Valid values are as follows:

VALID = <Flags.VALID: 0>#: Valid measurement

BELOW_DETECTION_LIMIT = <Flags.BELOW_DETECTION_LIMIT: 147>#: Below theoretical detection limit or formal Q/A limit, but a value has been measured and reported and is considered valid

UNSPECIFIED_LOCAL_CONTAMINATION = <Flags.UNSPECIFIED_LOCAL_CONTAMINATION: 559>#: Unspecified contamination or local influence, but considered valid

MISSING_MEASUREMENT_UNSPECIFED_REASON = <Flags.MISSING_MEASUREMENT_UNSPECIFED_REASON: 999>#: Missing measurement, unspecified reason

tucavoc.flags.set_flags(df: DataFrame, df_substances: DataFrame)#

Set automatic flags to the dataframe.

This will add a sub column to all the substances based on automatic recognition of the data.

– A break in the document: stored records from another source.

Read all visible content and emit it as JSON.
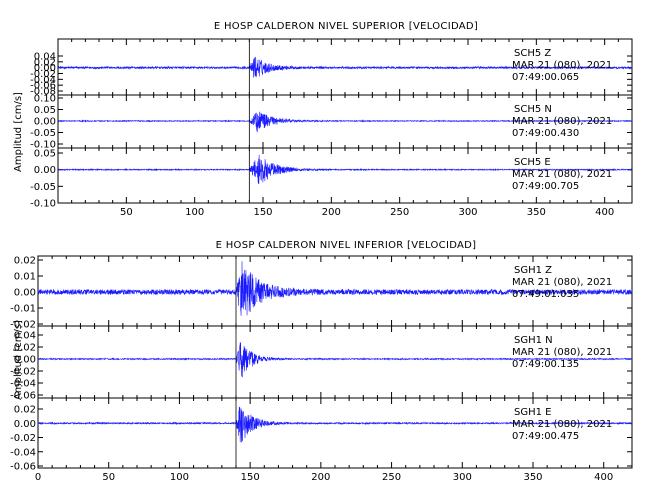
{
  "chart_data": [
    {
      "type": "line",
      "title": "E HOSP CALDERON NIVEL SUPERIOR [VELOCIDAD]",
      "ylabel": "Amplitud [cm/s]",
      "xlabel": "",
      "xlim": [
        0,
        420
      ],
      "x_ticks": [
        "50",
        "100",
        "150",
        "200",
        "250",
        "300",
        "350",
        "400"
      ],
      "line_color": "#1a1aff",
      "panels": [
        {
          "channel": "SCH5   Z",
          "date": "MAR 21 (080), 2021",
          "time": "07:49:00.065",
          "ylim": [
            -0.08,
            0.045
          ],
          "y_ticks": [
            "0.04",
            "0.02",
            "0.00",
            "-0.02",
            "-0.04",
            "-0.06",
            "-0.08"
          ],
          "onset": 140,
          "peak": 0.04,
          "noise": 0.0035,
          "decay": 9,
          "peak_t": 4
        },
        {
          "channel": "SCH5   N",
          "date": "MAR 21 (080), 2021",
          "time": "07:49:00.430",
          "ylim": [
            -0.1,
            0.1
          ],
          "y_ticks": [
            "0.10",
            "0.05",
            "0.00",
            "-0.05",
            "-0.10"
          ],
          "onset": 140,
          "peak": 0.05,
          "noise": 0.002,
          "decay": 10,
          "peak_t": 6
        },
        {
          "channel": "SCH5   E",
          "date": "MAR 21 (080), 2021",
          "time": "07:49:00.705",
          "ylim": [
            -0.1,
            0.1
          ],
          "y_ticks": [
            "0.05",
            "0.00",
            "-0.05",
            "-0.10"
          ],
          "onset": 140,
          "peak": 0.05,
          "noise": 0.0015,
          "decay": 11,
          "peak_t": 7
        }
      ]
    },
    {
      "type": "line",
      "title": "E HOSP CALDERON NIVEL INFERIOR [VELOCIDAD]",
      "ylabel": "Amplitud [cm/s]",
      "xlabel": "",
      "xlim": [
        0,
        420
      ],
      "x_ticks": [
        "0",
        "50",
        "100",
        "150",
        "200",
        "250",
        "300",
        "350",
        "400"
      ],
      "line_color": "#1a1aff",
      "panels": [
        {
          "channel": "SGH1   Z",
          "date": "MAR 21 (080), 2021",
          "time": "07:49:01.035",
          "ylim": [
            -0.02,
            0.02
          ],
          "y_ticks": [
            "0.02",
            "0.01",
            "0.00",
            "-0.01",
            "-0.02"
          ],
          "onset": 140,
          "peak": 0.018,
          "noise": 0.0016,
          "decay": 12,
          "peak_t": 4
        },
        {
          "channel": "SGH1   N",
          "date": "MAR 21 (080), 2021",
          "time": "07:49:00.135",
          "ylim": [
            -0.06,
            0.04
          ],
          "y_ticks": [
            "0.04",
            "0.02",
            "0.00",
            "-0.02",
            "-0.04",
            "-0.06"
          ],
          "onset": 140,
          "peak": 0.04,
          "noise": 0.001,
          "decay": 7,
          "peak_t": 3
        },
        {
          "channel": "SGH1   E",
          "date": "MAR 21 (080), 2021",
          "time": "07:49:00.475",
          "ylim": [
            -0.065,
            0.04
          ],
          "y_ticks": [
            "0.02",
            "0.00",
            "-0.02",
            "-0.04",
            "-0.06"
          ],
          "onset": 140,
          "peak": 0.03,
          "noise": 0.001,
          "decay": 8,
          "peak_t": 3
        }
      ]
    }
  ]
}
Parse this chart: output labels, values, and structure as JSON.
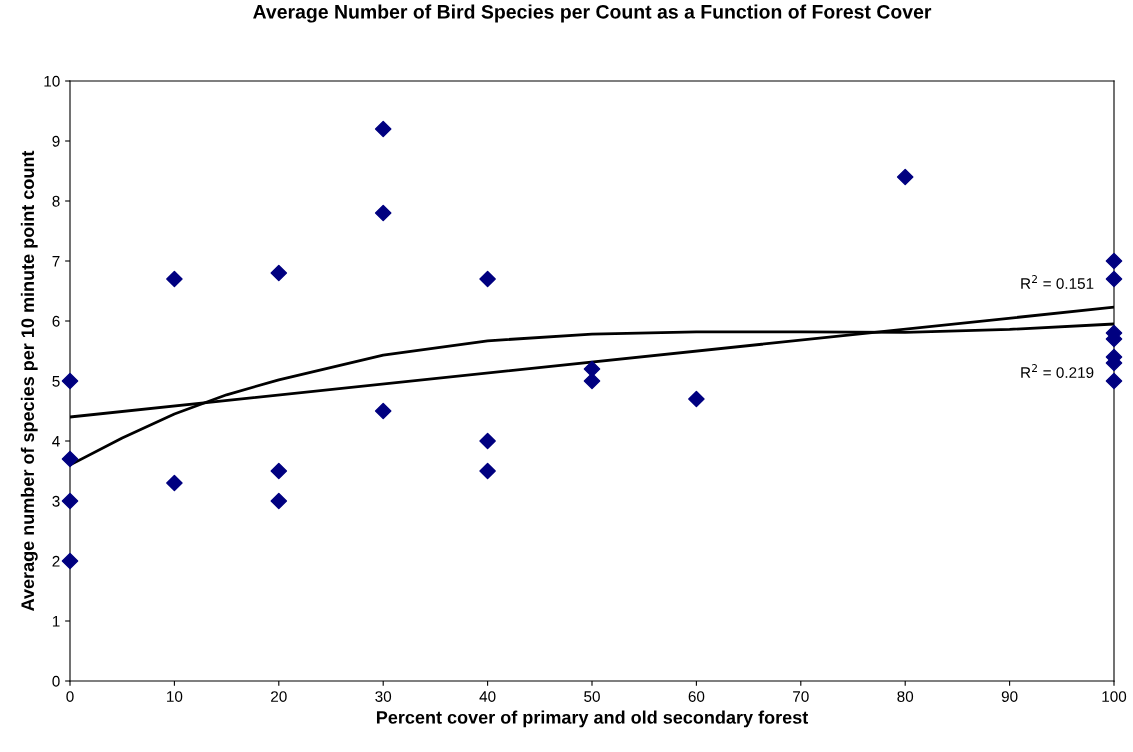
{
  "chart_data": {
    "type": "scatter",
    "title": "Average Number of Bird Species per Count as a Function of Forest Cover",
    "xlabel": "Percent cover of primary and old secondary forest",
    "ylabel": "Average number of species per 10 minute point count",
    "xlim": [
      0,
      100
    ],
    "xticks": [
      0,
      10,
      20,
      30,
      40,
      50,
      60,
      70,
      80,
      90,
      100
    ],
    "ylim": [
      0,
      10
    ],
    "yticks": [
      0,
      1,
      2,
      3,
      4,
      5,
      6,
      7,
      8,
      9,
      10
    ],
    "grid": false,
    "legend": false,
    "series": [
      {
        "marker": "diamond",
        "color": "#000080",
        "x": [
          0,
          0,
          0,
          0,
          10,
          10,
          20,
          20,
          20,
          30,
          30,
          30,
          40,
          40,
          40,
          50,
          50,
          60,
          80,
          100,
          100,
          100,
          100,
          100,
          100,
          100
        ],
        "values": [
          5,
          3.7,
          3,
          2,
          6.7,
          3.3,
          6.8,
          3.5,
          3,
          9.2,
          7.8,
          4.5,
          6.7,
          4,
          3.5,
          5.2,
          5,
          4.7,
          8.4,
          7,
          6.7,
          5.8,
          5.7,
          5.4,
          5.3,
          5
        ]
      },
      {
        "type": "line",
        "marker": "none",
        "line_style": "solid",
        "color": "#000000",
        "x": [
          0,
          100
        ],
        "values": [
          4.4,
          6.23
        ]
      },
      {
        "type": "line",
        "marker": "none",
        "line_style": "solid",
        "color": "#000000",
        "x": [
          0,
          5,
          10,
          15,
          20,
          30,
          40,
          50,
          60,
          70,
          80,
          90,
          100
        ],
        "values": [
          3.6,
          4.05,
          4.45,
          4.77,
          5.02,
          5.43,
          5.67,
          5.78,
          5.82,
          5.82,
          5.81,
          5.86,
          5.95
        ]
      }
    ],
    "annotations": [
      "R$^{2}$ = 0.151",
      "R$^{2}$ = 0.219"
    ]
  }
}
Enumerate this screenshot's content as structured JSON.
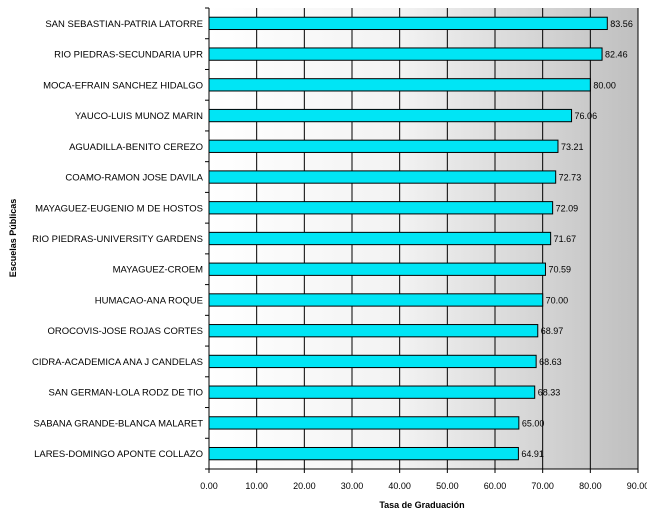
{
  "chart_data": {
    "type": "bar",
    "orientation": "horizontal",
    "categories": [
      "SAN SEBASTIAN-PATRIA LATORRE",
      "RIO PIEDRAS-SECUNDARIA UPR",
      "MOCA-EFRAIN SANCHEZ HIDALGO",
      "YAUCO-LUIS MUNOZ MARIN",
      "AGUADILLA-BENITO CEREZO",
      "COAMO-RAMON JOSE DAVILA",
      "MAYAGUEZ-EUGENIO M DE HOSTOS",
      "RIO PIEDRAS-UNIVERSITY GARDENS",
      "MAYAGUEZ-CROEM",
      "HUMACAO-ANA ROQUE",
      "OROCOVIS-JOSE ROJAS CORTES",
      "CIDRA-ACADEMICA ANA J CANDELAS",
      "SAN GERMAN-LOLA RODZ DE TIO",
      "SABANA GRANDE-BLANCA MALARET",
      "LARES-DOMINGO APONTE COLLAZO"
    ],
    "values": [
      83.56,
      82.46,
      80.0,
      76.06,
      73.21,
      72.73,
      72.09,
      71.67,
      70.59,
      70.0,
      68.97,
      68.63,
      68.33,
      65.0,
      64.91
    ],
    "value_labels": [
      "83.56",
      "82.46",
      "80.00",
      "76.06",
      "73.21",
      "72.73",
      "72.09",
      "71.67",
      "70.59",
      "70.00",
      "68.97",
      "68.63",
      "68.33",
      "65.00",
      "64.91"
    ],
    "xlim": [
      0,
      90
    ],
    "xticks": [
      0,
      10,
      20,
      30,
      40,
      50,
      60,
      70,
      80,
      90
    ],
    "xtick_labels": [
      "0.00",
      "10.00",
      "20.00",
      "30.00",
      "40.00",
      "50.00",
      "60.00",
      "70.00",
      "80.00",
      "90.00"
    ],
    "xlabel": "Tasa de Graduación",
    "ylabel": "Escuelas Públicas",
    "title": "",
    "grid": "vertical",
    "bar_color": "#00E5F5",
    "bar_edge_color": "#000000",
    "background": "gray gradient"
  }
}
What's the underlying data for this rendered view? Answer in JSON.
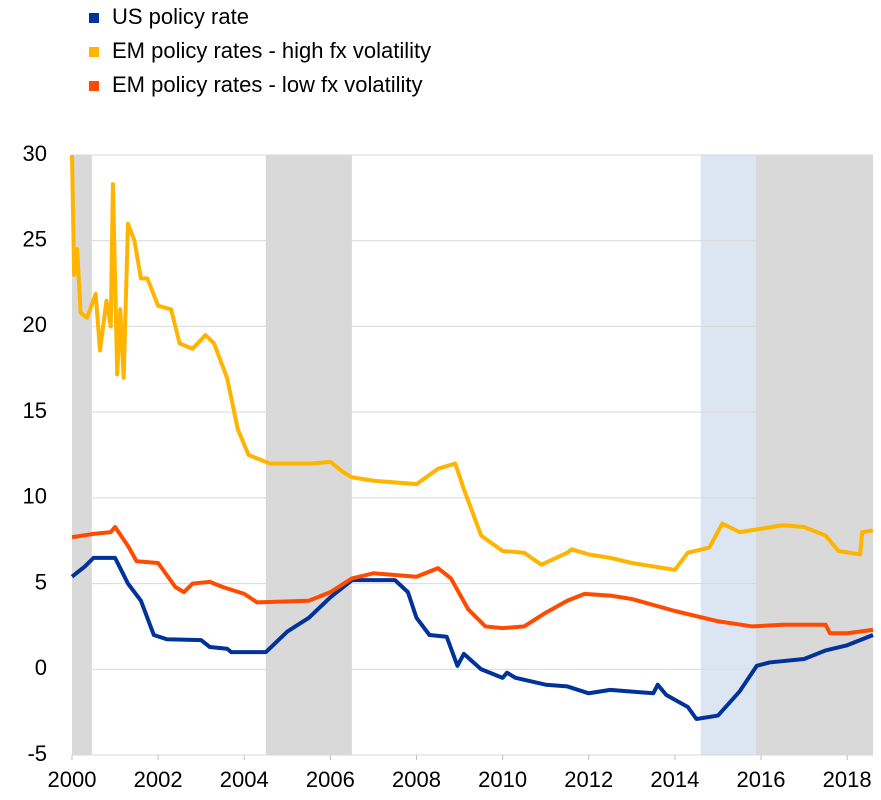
{
  "chart_data": {
    "type": "line",
    "xlim": [
      2000,
      2018.6
    ],
    "ylim": [
      -5,
      30
    ],
    "xticks": [
      2000,
      2002,
      2004,
      2006,
      2008,
      2010,
      2012,
      2014,
      2016,
      2018
    ],
    "yticks": [
      -5,
      0,
      5,
      10,
      15,
      20,
      25,
      30
    ],
    "grid": true,
    "bands": [
      {
        "start": 2000,
        "end": 2000.46,
        "color": "#d9d9d9"
      },
      {
        "start": 2004.5,
        "end": 2006.5,
        "color": "#d9d9d9"
      },
      {
        "start": 2014.6,
        "end": 2015.88,
        "color": "#dce6f2"
      },
      {
        "start": 2015.88,
        "end": 2018.6,
        "color": "#d9d9d9"
      }
    ],
    "series": [
      {
        "name": "US policy rate",
        "color": "#003299",
        "x": [
          2000,
          2000.3,
          2000.5,
          2001.0,
          2001.3,
          2001.6,
          2001.9,
          2002.2,
          2003.0,
          2003.2,
          2003.6,
          2003.7,
          2004.5,
          2005.0,
          2005.5,
          2006.0,
          2006.5,
          2007.5,
          2007.8,
          2008.0,
          2008.3,
          2008.7,
          2008.95,
          2009.1,
          2009.5,
          2010.0,
          2010.1,
          2010.3,
          2011.0,
          2011.5,
          2012.0,
          2012.5,
          2013.0,
          2013.5,
          2013.6,
          2013.8,
          2014.3,
          2014.5,
          2015.0,
          2015.5,
          2015.9,
          2016.2,
          2017.0,
          2017.5,
          2018.0,
          2018.6
        ],
        "values": [
          5.4,
          6.0,
          6.5,
          6.5,
          5.0,
          4.0,
          2.0,
          1.75,
          1.7,
          1.3,
          1.2,
          1.0,
          1.0,
          2.2,
          3.0,
          4.2,
          5.2,
          5.2,
          4.5,
          3.0,
          2.0,
          1.9,
          0.2,
          0.9,
          0,
          -0.5,
          -0.2,
          -0.5,
          -0.9,
          -1.0,
          -1.4,
          -1.2,
          -1.3,
          -1.4,
          -0.9,
          -1.5,
          -2.2,
          -2.9,
          -2.7,
          -1.3,
          0.2,
          0.4,
          0.6,
          1.1,
          1.4,
          2.0
        ]
      },
      {
        "name": "EM policy rates - high fx volatility",
        "color": "#ffb400",
        "x": [
          2000,
          2000.05,
          2000.12,
          2000.2,
          2000.35,
          2000.55,
          2000.65,
          2000.8,
          2000.9,
          2000.95,
          2001.05,
          2001.12,
          2001.2,
          2001.3,
          2001.45,
          2001.6,
          2001.75,
          2002,
          2002.3,
          2002.5,
          2002.8,
          2003.1,
          2003.3,
          2003.6,
          2003.85,
          2004.1,
          2004.6,
          2005,
          2005.5,
          2006,
          2006.3,
          2006.5,
          2007,
          2008,
          2008.5,
          2008.9,
          2009.1,
          2009.5,
          2010,
          2010.5,
          2010.9,
          2011.5,
          2011.6,
          2012,
          2012.5,
          2013,
          2013.5,
          2014,
          2014.3,
          2014.8,
          2015.1,
          2015.5,
          2016,
          2016.5,
          2017,
          2017.5,
          2017.8,
          2018.3,
          2018.35,
          2018.6
        ],
        "values": [
          30,
          23,
          24.5,
          20.8,
          20.5,
          21.9,
          18.6,
          21.5,
          20,
          28.3,
          17.2,
          21,
          17,
          26,
          25,
          22.8,
          22.8,
          21.2,
          21,
          19,
          18.7,
          19.5,
          19,
          17,
          14,
          12.5,
          12,
          12,
          12,
          12.1,
          11.5,
          11.2,
          11,
          10.8,
          11.7,
          12,
          10.5,
          7.8,
          6.9,
          6.8,
          6.1,
          6.8,
          7,
          6.7,
          6.5,
          6.2,
          6,
          5.8,
          6.8,
          7.1,
          8.5,
          8.0,
          8.2,
          8.4,
          8.3,
          7.8,
          6.9,
          6.7,
          8,
          8.1
        ]
      },
      {
        "name": "EM policy rates - low fx volatility",
        "color": "#ff4b00",
        "x": [
          2000,
          2000.5,
          2000.9,
          2001.0,
          2001.3,
          2001.5,
          2002,
          2002.4,
          2002.6,
          2002.8,
          2003.2,
          2003.5,
          2004,
          2004.3,
          2005.5,
          2006,
          2006.5,
          2007,
          2008,
          2008.5,
          2008.8,
          2009.2,
          2009.6,
          2010,
          2010.5,
          2011,
          2011.5,
          2011.9,
          2012.5,
          2013,
          2014,
          2015,
          2015.8,
          2016.5,
          2017.5,
          2017.6,
          2018,
          2018.6
        ],
        "values": [
          7.7,
          7.9,
          8.0,
          8.3,
          7.2,
          6.3,
          6.2,
          4.8,
          4.5,
          5.0,
          5.1,
          4.8,
          4.4,
          3.9,
          4.0,
          4.5,
          5.3,
          5.6,
          5.4,
          5.9,
          5.3,
          3.5,
          2.5,
          2.4,
          2.5,
          3.3,
          4.0,
          4.4,
          4.3,
          4.1,
          3.4,
          2.8,
          2.5,
          2.6,
          2.6,
          2.1,
          2.1,
          2.3
        ]
      }
    ]
  }
}
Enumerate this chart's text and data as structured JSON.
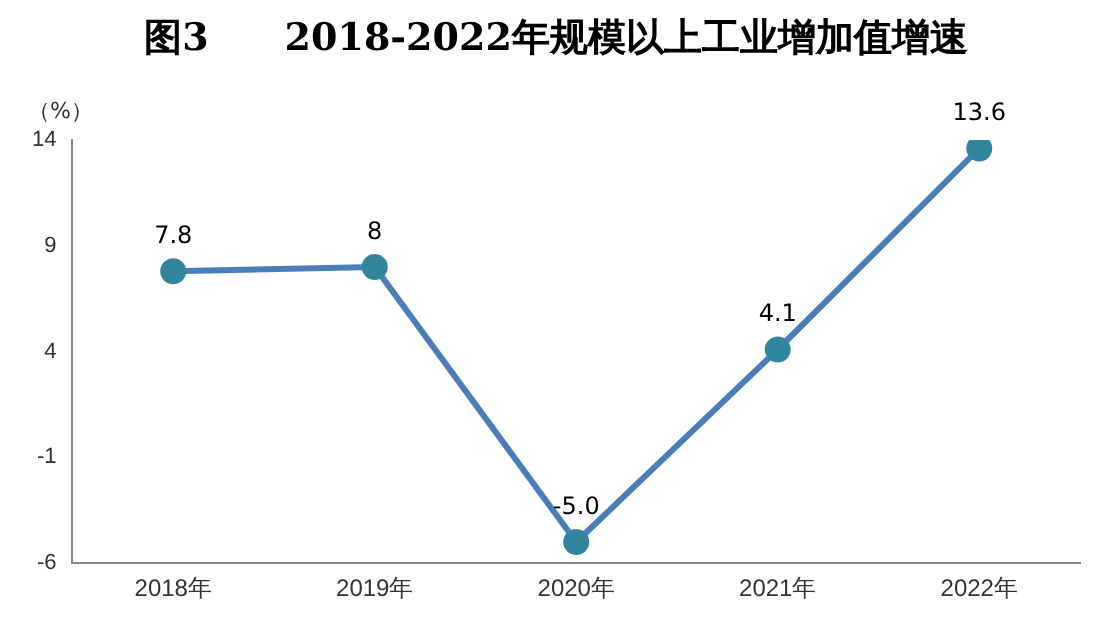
{
  "chart_data": {
    "type": "line",
    "title": "图3　　2018-2022年规模以上工业增加值增速",
    "ylabel": "（%）",
    "categories": [
      "2018年",
      "2019年",
      "2020年",
      "2021年",
      "2022年"
    ],
    "series": [
      {
        "color": "#4a7ebb",
        "values": [
          7.8,
          8,
          -5.0,
          4.1,
          13.6
        ],
        "value_labels": [
          "7.8",
          "8",
          "-5.0",
          "4.1",
          "13.6"
        ]
      }
    ],
    "ylim": [
      -6,
      14
    ],
    "yticks": [
      -6,
      -1,
      4,
      9,
      14
    ],
    "grid": false,
    "legend": false,
    "marker": "circle"
  }
}
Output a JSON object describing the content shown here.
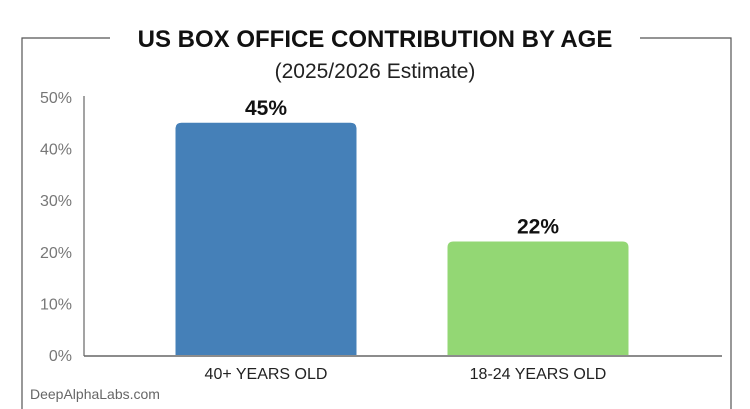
{
  "chart_data": {
    "type": "bar",
    "title": "US BOX OFFICE CONTRIBUTION BY AGE",
    "subtitle": "(2025/2026 Estimate)",
    "categories": [
      "40+ YEARS OLD",
      "18-24 YEARS OLD"
    ],
    "values": [
      45,
      22
    ],
    "data_labels": [
      "45%",
      "22%"
    ],
    "colors": [
      "#4580b8",
      "#93d774"
    ],
    "ylim": [
      0,
      50
    ],
    "yticks": [
      "0%",
      "10%",
      "20%",
      "30%",
      "40%",
      "50%"
    ],
    "grid": false,
    "xlabel": "",
    "ylabel": ""
  },
  "watermark": "DeepAlphaLabs.com"
}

Flags.VALID by default for any measurement
Flags.MISSING_MEASUREMENT_UNSPECIFED_REASON if
the amount fraction value is nan. This is the case when the base value was nan.
Flags.BELOW_DETECTION_LIMIT if conc is
below the detection_limit or is smaller than u_precision / 3

tucavoc.flags.set_group_flags(df: DataFrame, df_substances: DataFrame, group_dict: dict[str, list[str]])#

Set flags for the groups.

Similar to set_flags() but adapted for groups.

Flags.VALID by default for any measurement
Flags.MISSING_MEASUREMENT_UNSPECIFED_REASON if
the amount fraction value is nan. This is the case when the base value was nan.